Thanks for the tip, I tried this for the last 2 days, and it indeed seems to be working very nicely.

I tried:

* Specifying : "df._dev_hda6.unknown_limit 3" in one of the modes in my munin.conf file and tracked /var/log/munin/debuglog, and it indeed only changed the status to unknown after 3 tries.

However, since munin 1.4 is more sensative to UNKNOWNS (probably because of the defualt 10 second timeout per plugin), maybe it would be a good idea to default to 2 or 3 unknowns before changing the state, I did this by changing line 476 in LimitsOld?.pm from:

from:

my $unknown_limit = munin_get($hash, "unknown_limit", 1);

to:

my $unknown_limit = munin_get($hash, "unknown_limit", 3);

We should also remove the "magic numbers" and give it a meaning full variable name, like $default_unknown_limit or something.

And that finally caused munin to stop sending unknown emails globally.

I guess there are only 2 options to solve this problem, either raise the number of unknowns globaly, or make munin less sensetive (like it was in 1.2.6).

Nicolai, can you comment on this issue?

Thanks, Tom

01/13/10 14:35:40 changed by feiner.tom

  • cc set to stevew@purdue.edu.

01/13/10 16:24:44 changed by feiner.tom

  • summary changed from Supress "occasional" unknown states to avoid alerts. to Suppress "occasional" unknown states to avoid alerts..

Committed the patch to the next debian package 1.4.3-2 with a slight change defaulting to 3 unknowns globally before changing state.
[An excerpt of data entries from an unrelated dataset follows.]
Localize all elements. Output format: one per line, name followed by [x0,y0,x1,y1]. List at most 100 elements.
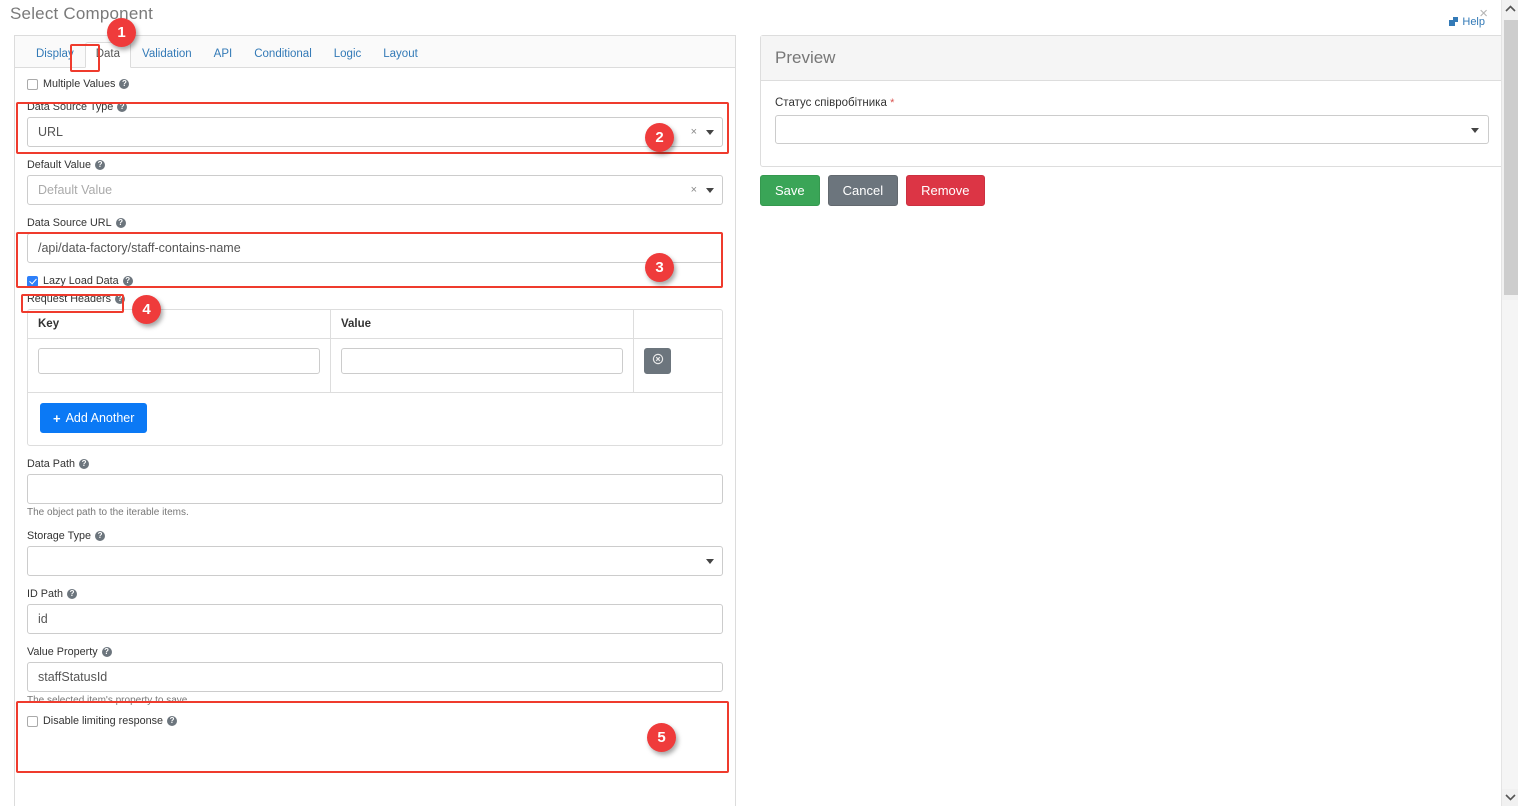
data-source-url-value: /api/data-factory/staff-contains-name [38,241,241,255]
clear-icon[interactable]: × [691,126,697,138]
tab-layout[interactable]: Layout [372,42,429,69]
help-link[interactable]: Help [1449,16,1485,28]
scroll-down-arrow-icon[interactable] [1502,789,1518,806]
chevron-down-icon[interactable] [706,187,714,193]
disable-limiting-checkbox[interactable] [27,715,38,727]
multiple-values-checkbox[interactable] [27,78,38,90]
column-header-value: Value [331,310,634,338]
id-path-value: id [38,612,48,626]
settings-tabs: Display Data Validation API Conditional … [25,41,429,69]
disable-limiting-label: Disable limiting response ? [43,715,178,727]
default-value-placeholder: Default Value [38,183,113,197]
data-path-field: Data Path ? The object path to the itera… [27,458,723,518]
storage-type-label: Storage Type ? [27,530,723,542]
help-tooltip-icon[interactable]: ? [167,716,178,726]
add-another-button[interactable]: + Add Another [40,403,148,433]
multiple-values-row[interactable]: Multiple Values ? [27,78,723,90]
preview-header: Preview [761,36,1503,81]
value-property-label: Value Property ? [27,646,723,658]
value-property-input[interactable]: staffStatusId [27,662,723,692]
header-key-input[interactable] [38,348,320,374]
table-row [28,339,722,393]
request-headers-label: Request Headers ? [27,293,723,305]
annotation-badge-2: 2 [645,123,674,152]
help-tooltip-icon[interactable]: ? [79,459,90,469]
plus-icon: + [53,410,61,426]
data-path-label: Data Path ? [27,458,723,470]
table-footer: + Add Another [28,393,722,445]
data-tab-form: Multiple Values ? Data Source Type ? URL… [15,68,735,727]
remove-circle-icon [652,352,664,370]
request-headers-table: Key Value + Add Another [27,309,723,446]
preview-panel: Preview Статус співробітника * [760,35,1504,167]
data-source-type-value: URL [38,125,64,139]
annotation-badge-5: 5 [647,723,676,752]
save-button[interactable]: Save [760,175,820,206]
tab-api[interactable]: API [203,42,244,69]
help-tooltip-icon[interactable]: ? [67,589,78,599]
data-source-url-input[interactable]: /api/data-factory/staff-contains-name [27,233,723,263]
header-actions-cell [634,339,722,392]
lazy-load-checkbox[interactable] [27,275,38,287]
chevron-down-icon[interactable] [706,558,714,564]
chevron-down-icon[interactable] [1471,128,1479,133]
preview-body: Статус співробітника * [761,81,1503,166]
preview-field-label: Статус співробітника * [775,97,895,109]
header-value-input[interactable] [341,348,623,374]
help-tooltip-icon[interactable]: ? [101,647,112,657]
chevron-down-icon[interactable] [706,129,714,135]
tab-display[interactable]: Display [25,42,85,69]
preview-status-select[interactable] [775,115,1489,144]
header-key-cell [28,339,331,392]
tab-logic[interactable]: Logic [323,42,373,69]
value-property-hint: The selected item's property to save. [27,695,191,706]
data-path-hint: The object path to the iterable items. [27,507,189,518]
add-another-label: Add Another [65,411,135,425]
annotation-badge-1: 1 [107,18,136,47]
column-header-actions [634,310,722,338]
modal-title: Select Component [10,4,154,23]
lazy-load-label: Lazy Load Data ? [43,275,133,287]
default-value-field: Default Value ? Default Value × [27,159,723,205]
remove-row-button[interactable] [644,348,671,374]
disable-limiting-row[interactable]: Disable limiting response ? [27,715,723,727]
data-source-url-label: Data Source URL ? [27,217,723,229]
required-marker: * [890,97,895,109]
help-tooltip-icon[interactable]: ? [115,218,126,228]
select-component-modal: Select Component × Help Display Data Val… [0,0,1518,806]
id-path-input[interactable]: id [27,604,723,634]
data-source-type-select[interactable]: URL × [27,117,723,147]
select-tools: × [691,118,714,146]
annotation-badge-4: 4 [132,295,161,324]
component-settings-panel: Display Data Validation API Conditional … [14,35,736,806]
header-value-cell [331,339,634,392]
storage-type-field: Storage Type ? [27,530,723,576]
default-value-label: Default Value ? [27,159,723,171]
modal-actions: Save Cancel Remove [760,175,985,206]
page-scrollbar[interactable] [1501,0,1518,806]
remove-button[interactable]: Remove [906,175,985,206]
cancel-button[interactable]: Cancel [827,175,899,206]
tab-validation[interactable]: Validation [131,42,203,69]
value-property-value: staffStatusId [38,670,108,684]
select-tools: × [691,176,714,204]
help-tooltip-icon[interactable]: ? [122,276,133,286]
help-tooltip-icon[interactable]: ? [95,160,106,170]
data-path-input[interactable] [27,474,723,504]
help-tooltip-icon[interactable]: ? [95,531,106,541]
scroll-up-arrow-icon[interactable] [1502,0,1518,17]
storage-type-select[interactable] [27,546,723,576]
help-tooltip-icon[interactable]: ? [115,294,126,304]
scrollbar-thumb[interactable] [1504,20,1518,295]
tab-conditional[interactable]: Conditional [243,42,323,69]
clear-icon[interactable]: × [691,184,697,196]
lazy-load-row[interactable]: Lazy Load Data ? [27,275,723,287]
data-source-type-label: Data Source Type ? [27,101,723,113]
help-tooltip-icon[interactable]: ? [117,102,128,112]
id-path-label: ID Path ? [27,588,723,600]
multiple-values-label: Multiple Values ? [43,78,130,90]
help-tooltip-icon[interactable]: ? [119,79,130,89]
scrollbar-track[interactable] [1502,300,1518,789]
column-header-key: Key [28,310,331,338]
default-value-select[interactable]: Default Value × [27,175,723,205]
The patch can be found here:

http://munin.projects.linpro.no/browser/branches/debian/squeeze/trunk/debian/patches/101-suppress-occasional-unknown-states-to-avoid-alerts.patch

03/08/10 21:24:39 changed by feiner.tom

  • status changed from new to closed.
  • resolution set to fixed.

The patch was applied to munin 1.4.4. Marking bug as fixed.